Development of multiplex polymerase chain reaction for the simultaneous detection of bovine mastitis-associated pathogens

Abstract

A multiplex polymerase chain reaction (mPCR) assay was developed for the simultaneous detection of five bovine mastitis-associated pathogens including Staphylococcus simulans, Staphylococcus hominis, Staphylococcus aureus, Streptococcus agalactiae, and Streptococcus genus-specific group. Results showed that the optimal annealing temperature for mPCR was 58 °C. The sensitivity of mPCR to detect the least DNA template concentration was 0.625 ng. The nucleotide sequences of PCR products were identified using the NCBI database.

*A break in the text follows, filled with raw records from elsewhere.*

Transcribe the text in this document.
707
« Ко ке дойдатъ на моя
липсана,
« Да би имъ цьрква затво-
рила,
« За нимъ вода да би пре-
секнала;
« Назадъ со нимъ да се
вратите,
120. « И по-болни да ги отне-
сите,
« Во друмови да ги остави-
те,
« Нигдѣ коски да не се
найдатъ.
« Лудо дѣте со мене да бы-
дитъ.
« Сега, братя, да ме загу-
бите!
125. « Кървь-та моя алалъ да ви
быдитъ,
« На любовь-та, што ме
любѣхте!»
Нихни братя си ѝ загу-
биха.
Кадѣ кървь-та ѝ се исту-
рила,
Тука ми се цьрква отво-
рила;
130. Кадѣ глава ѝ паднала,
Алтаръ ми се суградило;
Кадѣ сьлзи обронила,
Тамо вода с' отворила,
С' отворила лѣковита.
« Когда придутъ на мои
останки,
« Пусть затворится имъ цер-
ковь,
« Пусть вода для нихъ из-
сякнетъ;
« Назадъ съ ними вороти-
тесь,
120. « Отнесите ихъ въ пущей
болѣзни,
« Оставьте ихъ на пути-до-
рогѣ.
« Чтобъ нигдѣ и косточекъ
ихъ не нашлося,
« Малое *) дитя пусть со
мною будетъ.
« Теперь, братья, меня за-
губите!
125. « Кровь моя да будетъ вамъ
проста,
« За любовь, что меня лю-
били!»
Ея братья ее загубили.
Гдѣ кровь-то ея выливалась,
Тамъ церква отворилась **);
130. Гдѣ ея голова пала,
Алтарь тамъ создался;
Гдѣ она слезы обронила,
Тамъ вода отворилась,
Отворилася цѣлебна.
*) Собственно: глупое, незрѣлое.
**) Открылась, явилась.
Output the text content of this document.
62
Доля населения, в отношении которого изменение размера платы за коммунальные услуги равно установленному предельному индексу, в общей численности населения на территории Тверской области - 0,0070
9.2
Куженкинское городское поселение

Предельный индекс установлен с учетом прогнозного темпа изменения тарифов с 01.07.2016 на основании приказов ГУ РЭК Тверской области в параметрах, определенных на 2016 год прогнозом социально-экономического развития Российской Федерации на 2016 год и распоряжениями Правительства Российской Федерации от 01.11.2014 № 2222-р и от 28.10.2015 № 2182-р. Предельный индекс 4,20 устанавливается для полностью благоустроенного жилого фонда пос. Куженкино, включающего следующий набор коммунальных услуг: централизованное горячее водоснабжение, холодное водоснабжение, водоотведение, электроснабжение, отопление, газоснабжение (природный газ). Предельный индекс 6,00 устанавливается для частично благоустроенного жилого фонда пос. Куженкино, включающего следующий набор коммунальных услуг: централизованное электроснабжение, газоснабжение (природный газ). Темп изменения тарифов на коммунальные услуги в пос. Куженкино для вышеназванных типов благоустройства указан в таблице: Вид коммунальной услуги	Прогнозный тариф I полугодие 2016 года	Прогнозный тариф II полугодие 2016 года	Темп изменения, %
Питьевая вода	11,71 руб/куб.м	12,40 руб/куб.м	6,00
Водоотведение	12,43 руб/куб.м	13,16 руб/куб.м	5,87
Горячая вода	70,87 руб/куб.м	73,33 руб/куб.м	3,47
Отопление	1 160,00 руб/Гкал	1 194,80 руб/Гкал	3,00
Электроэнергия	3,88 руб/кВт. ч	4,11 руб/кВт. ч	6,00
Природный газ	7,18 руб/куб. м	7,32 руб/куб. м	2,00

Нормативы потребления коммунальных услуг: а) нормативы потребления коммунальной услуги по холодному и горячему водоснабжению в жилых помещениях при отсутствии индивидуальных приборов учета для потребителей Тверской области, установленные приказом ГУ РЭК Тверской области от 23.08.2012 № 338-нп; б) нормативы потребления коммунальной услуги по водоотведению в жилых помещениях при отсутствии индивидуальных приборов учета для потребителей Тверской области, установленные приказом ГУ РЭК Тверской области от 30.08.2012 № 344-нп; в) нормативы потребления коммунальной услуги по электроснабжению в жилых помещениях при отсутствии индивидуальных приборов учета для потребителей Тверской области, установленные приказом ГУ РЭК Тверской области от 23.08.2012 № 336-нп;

Results showed 99.15-100% homology to the gap gene of Staphylococcus simulans, 100% homology to the peptidase gene of Staphylococcus hominis, 98.76-99.69% homology to the clumping factor A gene of Staphylococcus aureus, 99.09-99.64% homology to the CAMP factor gene of Streptococcus agalactiae, and 99.13% to the elongation factor tu gene of the Streptococcus genus-specific group. This developed mPCR technique showed potential as a rapid, specific, highly sensitive, and low-cost diagnostic tool for the simultaneous detection of bovine mastitis-associated pathogens.